Aaron Carroll asks why public health messaging continues to be such a mess. (Interesting that he couldn’t place this piece in a media outlet and had to post it on his blog, The Incidental Economist. Yet another reason it’s good to have a blog.)
Why won’t COVID-19 help turn the tide on global emissions? Because, according to a new report from DNV GL(HT: Axios), we would need the impact of a COVID-19 on emissions every year to reach the Paris 1.5-degree C target. (Below: Axios rendering of DNV GL chart on bending emissions curves.)

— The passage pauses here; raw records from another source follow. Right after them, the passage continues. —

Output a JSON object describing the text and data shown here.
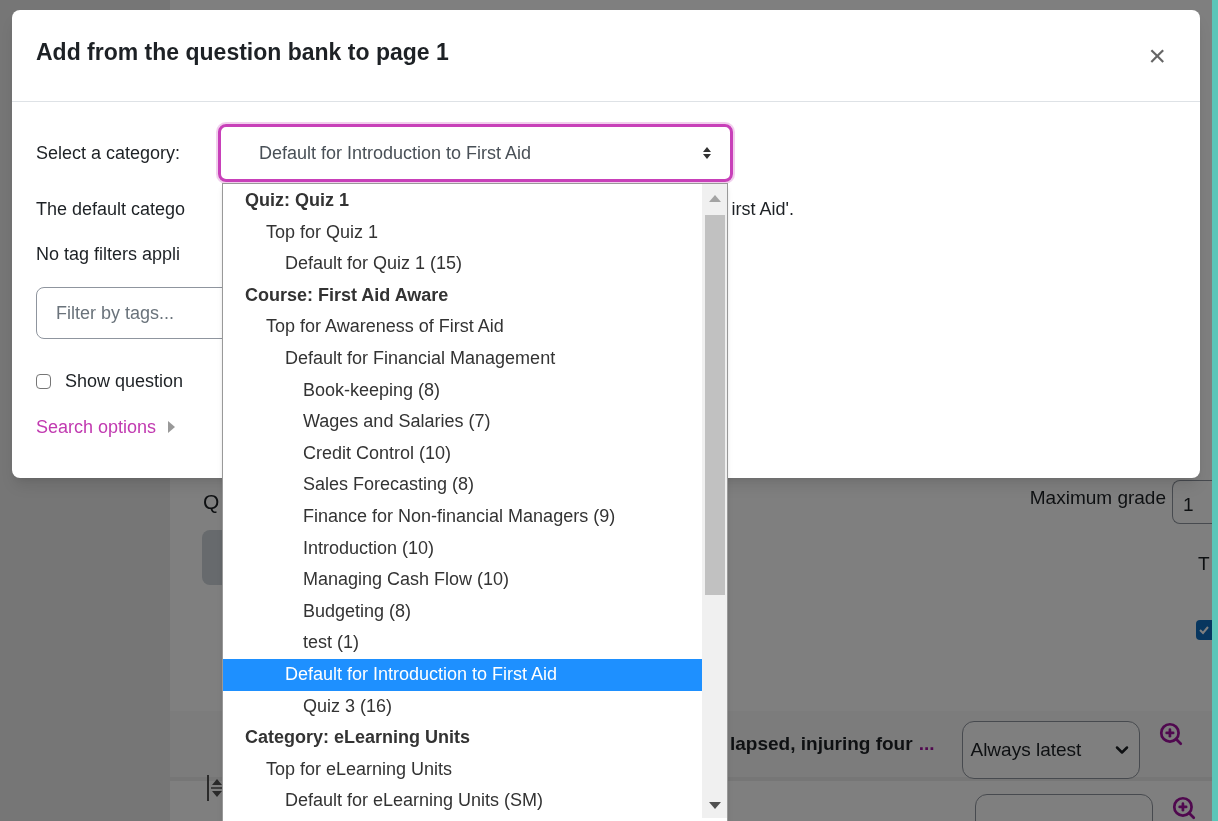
{
  "page": {
    "heading_fragment": "Q",
    "max_grade_label": "Maximum grade",
    "max_grade_value": "1",
    "total_fragment": "T",
    "select_all_checked": true,
    "question_row": {
      "name_fragment": "lapsed, injuring four",
      "ellipsis": "...",
      "version": "Always latest"
    }
  },
  "dialog": {
    "title": "Add from the question bank to page 1",
    "close": "×",
    "category_label": "Select a category:",
    "category_value": "Default for Introduction to First Aid",
    "info_left": "The default catego",
    "info_right": "irst Aid'.",
    "tags_note": "No tag filters appli",
    "tag_filter": {
      "placeholder": "Filter by tags..."
    },
    "show_question_text": {
      "label": "Show question",
      "checked": false
    },
    "search_options": "Search options"
  },
  "category_list": [
    {
      "kind": "group",
      "label": "Quiz: Quiz 1",
      "children": [
        {
          "label": "Top for Quiz 1",
          "selected": false,
          "children": [
            {
              "label": "Default for Quiz 1 (15)",
              "selected": false
            }
          ]
        }
      ]
    },
    {
      "kind": "group",
      "label": "Course: First Aid Aware",
      "children": [
        {
          "label": "Top for Awareness of First Aid",
          "selected": false,
          "children": [
            {
              "label": "Default for Financial Management",
              "selected": false,
              "children": [
                {
                  "label": "Book-keeping (8)",
                  "selected": false
                },
                {
                  "label": "Wages and Salaries (7)",
                  "selected": false
                },
                {
                  "label": "Credit Control (10)",
                  "selected": false
                },
                {
                  "label": "Sales Forecasting (8)",
                  "selected": false
                },
                {
                  "label": "Finance for Non-financial Managers (9)",
                  "selected": false
                },
                {
                  "label": "Introduction (10)",
                  "selected": false
                },
                {
                  "label": "Managing Cash Flow (10)",
                  "selected": false
                },
                {
                  "label": "Budgeting (8)",
                  "selected": false
                },
                {
                  "label": "test (1)",
                  "selected": false
                }
              ]
            },
            {
              "label": "Default for Introduction to First Aid",
              "selected": true,
              "children": [
                {
                  "label": "Quiz 3 (16)",
                  "selected": false
                }
              ]
            }
          ]
        }
      ]
    },
    {
      "kind": "group",
      "label": "Category: eLearning Units",
      "children": [
        {
          "label": "Top for eLearning Units",
          "selected": false,
          "children": [
            {
              "label": "Default for eLearning Units (SM)",
              "selected": false
            }
          ]
        }
      ]
    }
  ]
}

Why does the percentage of US adults very closely following news about COVID-19 continue to drop? It’s now less (for the moment) than the percentage of US adults who approve of Donald Trump’s job performance, and nearly the same percentage say the COVID-19 outbreak was planned by people in power. (Full survey from Pew.)
What Might Make Everyone Stop Slagging off on Sci-Hub?
This.
Do Red Team Challenges Really Work? And Could They Replace Peer Review?
A Red Team, of course, is a team of bounty hunters you pay to find errors in your manuscript before you submit it. Nicholas Coles and his collaborators paid a Red Team $3,000 and loved it and writes about the experience for The 100 CI, extolling “the power of such a critical and thorough approach to detecting errors in science.” That blog also ran pieces on what it’s like to be a neutral arbiter in a Red Team Challenge (examining the bugs the Red Team found to see if they’re worth addressing) as well as whether Red Teams are feasible in practice. Money quote from the arbiter, Ruben Arslan:
One thing that struck me though, was the contrast with typical peer review. It seems to me that most peer-reviewers follow a low-effort strategy (e.g., suggesting many robustness checks, some of which are certain not to make a substantial difference, or a suspicion without laying out a path how they might be reassured). My sense is that many authors have had the experience that reviewer comments are a mixed bag of crucial issues, “nice-to-haves”, annoying idiosyncrasies, and flat out wrong comments. This is part of my frustration with peer review and a reason why I doubt that peer review always improves a paper.
Why Does the Kitchen of 2020 Look Much Like the Kitchen of 1970 (Except for No Avocado Paint)?
“Scientific and technological progress has been sputtering for a while,” argues Tim Harford. Why? In part, he says, because we’ve abandoned innovation prizes for things like vaccines that aren’t normally profitable.
Why on Earth Did This Study Get Covered?
A study, that is, suggesting people who watch movies with apocalyptic storylines are better prepared for actual pandemics. In review. Thanks, Guardian.